In its decision handed down earlier this month rejecting Thomson’s appeal, the panel agreed with the lower court that, “while plaintiff was entitled to the accounting of [WH], he has no right to a separate accounting of WHA, a firm in which he was never a partner and with which he has no confidential or fiduciary relationship.”

The decision’s one saving grace for Thomson appears in a footnote noting that Thomson “is not foreclosed from seeking nonparty discovery from WHA of evidence that is material and necessary to his claims against [WH].” Presumably, this is of some assistance to Thomson’s pursuit of his allegations that his former partners improperly transferred WH assets to WHA.

The Grim Reaper Plays Havoc With Shareholder Agreement’s Buyout Provision

Shareholders agreements often include a provision requiring the estate of a deceased shareholder to offer the decedent’s shares to the surviving shareholders and, should the latter not acquire the shares, requiring the corporation to purchase them based on pricing and terms specified in the agreement.

The Grim Reaper played a starring role in Kaloidis v Kaloidis, decided last month by Manhattan Supreme Court Justice Louis L. Nock. He of the fearsome scythe appeared not once but twice in succession, first, to claim the life of Shareholder #1, thereby triggering negotiations and an alleged agreement with surviving Shareholder #2 to acquire the estate shares. Then, before the buyout was consummated and amidst litigation brought by Shareholder #2 to enforce the buyout, Shareholder #2 died thereby triggering a buyout demand by the corporation at the behest of the other surviving shareholders.

Prior to his death Shareholder #2 filed suit for specific performance of the allegedly binding buyout agreement of Shareholder #1’s estate shares after the other surviving shareholders objected to the buyout and insisted that, because not all the surviving shareholders exercised their buyout option, under the express terms of the shareholders agreement the corporation had the sole right to acquire the estate shares.

While suit was pending, Shareholder #2 died. Following substitution of the proper estate representatives, the estate of #2 moved for summary judgment enforcing the alleged buyout of #1’s estate shares, and the estate of #1 cross-moved for summary judgment dismissing #2’s buyout claim.

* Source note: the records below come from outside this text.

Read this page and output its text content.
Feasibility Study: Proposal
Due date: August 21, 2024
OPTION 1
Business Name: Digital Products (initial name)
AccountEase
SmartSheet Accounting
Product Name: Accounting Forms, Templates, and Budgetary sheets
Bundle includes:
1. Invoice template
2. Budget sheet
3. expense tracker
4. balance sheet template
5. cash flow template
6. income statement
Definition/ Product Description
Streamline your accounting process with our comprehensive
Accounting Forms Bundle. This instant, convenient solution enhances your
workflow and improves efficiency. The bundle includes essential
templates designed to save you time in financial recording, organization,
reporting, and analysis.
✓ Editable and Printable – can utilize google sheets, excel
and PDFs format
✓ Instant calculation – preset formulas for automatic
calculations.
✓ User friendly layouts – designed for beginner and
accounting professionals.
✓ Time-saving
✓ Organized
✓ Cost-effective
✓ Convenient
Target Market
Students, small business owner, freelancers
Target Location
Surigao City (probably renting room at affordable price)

Justice Nock’s decision last month denied #2’s motion and dismissed the action per #1’s request:

  • First, the court found that the pre-litigation negotiations between Shareholder #2 and #1’s estate representative never reached a meeting of the minds and ripened into an enforceable agreement.
  • Second, the court found that the alleged agreement was never reduced to a writing signed by an authorized representative of #1’s estate and therefore ran afoul of the Statute of Frauds in § 5-703 of the General Obligations Law applicable to the sale of shares of a closely held corporation whose only asset is real property.
  • Third, construing the shareholders agreement as authorizing only a living shareholder or the corporation to purchase the shares of a deceased shareholder, the court held that “[w]hile [Shareholder #2] had the right to enforce the [buyout agreement] when he was alive, his claim has been mooted due to his death.”